Говорит, а Тараска за его спиной стоит, притаившись. Потом положил Никодиму руку на левое плечо, повернул к себе лицом — тот аж зажмурился. Да как-жаш — стоит Тарас и держит булаву Войсковую.
Упал Никодим на колени, котлом-головой в ноги кланяется, прощенья просит.
— Прости, батька-Атаман.
— Бог простит, а уж казак Дону не изменшшик.
И перед походом играли казаки песни, скакали и штуки разные на конях выделывали, и стрелы в синие небеса запускали, казачка плясали.
Никодим себе на ус наступил и трубку свою разбил.

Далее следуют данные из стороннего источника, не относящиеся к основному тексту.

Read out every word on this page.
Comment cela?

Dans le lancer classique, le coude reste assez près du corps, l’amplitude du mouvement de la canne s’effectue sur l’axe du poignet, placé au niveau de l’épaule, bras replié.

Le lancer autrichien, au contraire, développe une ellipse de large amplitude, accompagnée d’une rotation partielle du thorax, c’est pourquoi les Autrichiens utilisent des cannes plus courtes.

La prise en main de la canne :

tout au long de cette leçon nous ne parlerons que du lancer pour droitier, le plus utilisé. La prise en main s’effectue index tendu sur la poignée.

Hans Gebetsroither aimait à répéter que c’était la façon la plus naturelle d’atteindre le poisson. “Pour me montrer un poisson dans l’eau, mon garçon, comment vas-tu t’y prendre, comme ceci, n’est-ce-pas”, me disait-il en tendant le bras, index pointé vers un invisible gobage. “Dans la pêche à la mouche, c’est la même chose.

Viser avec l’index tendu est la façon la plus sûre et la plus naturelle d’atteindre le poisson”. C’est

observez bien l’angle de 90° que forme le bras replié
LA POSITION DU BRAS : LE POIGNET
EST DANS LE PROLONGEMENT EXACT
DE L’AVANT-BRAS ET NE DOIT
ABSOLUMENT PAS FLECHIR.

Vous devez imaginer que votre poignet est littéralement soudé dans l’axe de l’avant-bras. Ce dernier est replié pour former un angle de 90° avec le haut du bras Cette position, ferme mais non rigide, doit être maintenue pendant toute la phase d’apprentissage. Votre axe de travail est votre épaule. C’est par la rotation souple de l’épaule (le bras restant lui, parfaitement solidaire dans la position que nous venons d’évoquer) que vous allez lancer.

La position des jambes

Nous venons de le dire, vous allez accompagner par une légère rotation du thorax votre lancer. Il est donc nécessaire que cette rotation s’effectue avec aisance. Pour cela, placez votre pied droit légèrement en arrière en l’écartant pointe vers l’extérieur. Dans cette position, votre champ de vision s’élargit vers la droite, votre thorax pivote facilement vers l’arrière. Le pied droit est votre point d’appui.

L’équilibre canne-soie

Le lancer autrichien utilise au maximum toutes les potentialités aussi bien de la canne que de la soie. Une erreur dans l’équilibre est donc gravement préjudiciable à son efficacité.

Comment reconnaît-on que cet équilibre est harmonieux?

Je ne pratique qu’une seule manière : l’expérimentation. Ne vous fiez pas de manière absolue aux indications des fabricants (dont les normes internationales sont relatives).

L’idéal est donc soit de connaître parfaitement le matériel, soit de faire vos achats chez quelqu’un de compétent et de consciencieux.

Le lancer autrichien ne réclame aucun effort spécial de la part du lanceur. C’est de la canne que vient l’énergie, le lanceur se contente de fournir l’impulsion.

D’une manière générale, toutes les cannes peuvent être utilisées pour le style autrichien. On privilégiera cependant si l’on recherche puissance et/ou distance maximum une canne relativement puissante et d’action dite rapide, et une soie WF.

Уж гуляли казаки, потешалися, силой молодецкой похвалялися, и я с ними хвалился, пока не напился и в ковыль не свалился".
— Ну-уж табе подай только, — сказала смеясь Петровна, сразу разрушив наше сказочное настроение. Сказка была окончена. Все встали и стали желать друг другу спокойной ночи, потом мы с Васильевной пошли до-дому.
Начал я хорошо свои воспоминания, а вот как их кончу, не знаю и когда — тоже. А может я и не с того вовсе начал? Может надо было начать с данного момента, да и углубиться потом в интересную жизнь Гаморкина, богатую разнообразнейшими событиями, углубиться, да и кончить на его рождении, кончить в тот самый момент, когда при его появлении на белый свет, отец Ивана Ильича забил свою трухменку на затылок и выразил свое удивление в недвусмысленном восклицании:
— Што за гусь родился, Царица Небесная!?
Под „гусем" можно подразумевать новорожденного.
Иван Ильич родился, конечно-же, в рубашке. В этой рубашке, как он сам рассказывает, он ходил до восьмого года, пока, купаясь в Дону, не повесил ее на кусты, — тут-кто-то ее и скрал.
— Но счастье мое, — уверял Иван Ильич, — осталось со мной. А рубашка? — шут с ней. Старенькая, все равно, стала, во многих местах прохудилась. Да и шутка сказать — восемь лет носил. Рукав у ней один был оторван, и вырос я из ней порядочно. Первое чувство при рождении меня охватившее, была злость на окружающих и на то, што чья-то рука, меня, Ивана Ильича Гаморкина, долго и упорно шлепала.
— Не кричит, — возмущалась бабка, и для чего-то полезла мне в рот пальцами.
От пальцев пахло огурцами и таранкой.
Отец же ходил из угла в угол и говорил:
— Пошлепай ешшо!
И меня шлепали и подбрасывали, но я, стиснув зубы, молчал и голосу своего подавать не хотел. Не хотел вступать в разговоры. Во-первых, как я сказал — я был недоволен. Чем? — а всем. Мне не нравились и полумрак в курене и охаюшшая маманька, и па-панька в черевиках на босу ногу, в залатанных синих, с красными полосами по бокам, штанах, и бабка повивальная, бьюшшая меня неустанно по одному и тому же месту, а, во-вторых, я не знал — зачем я вообще родился на сей грешный свет?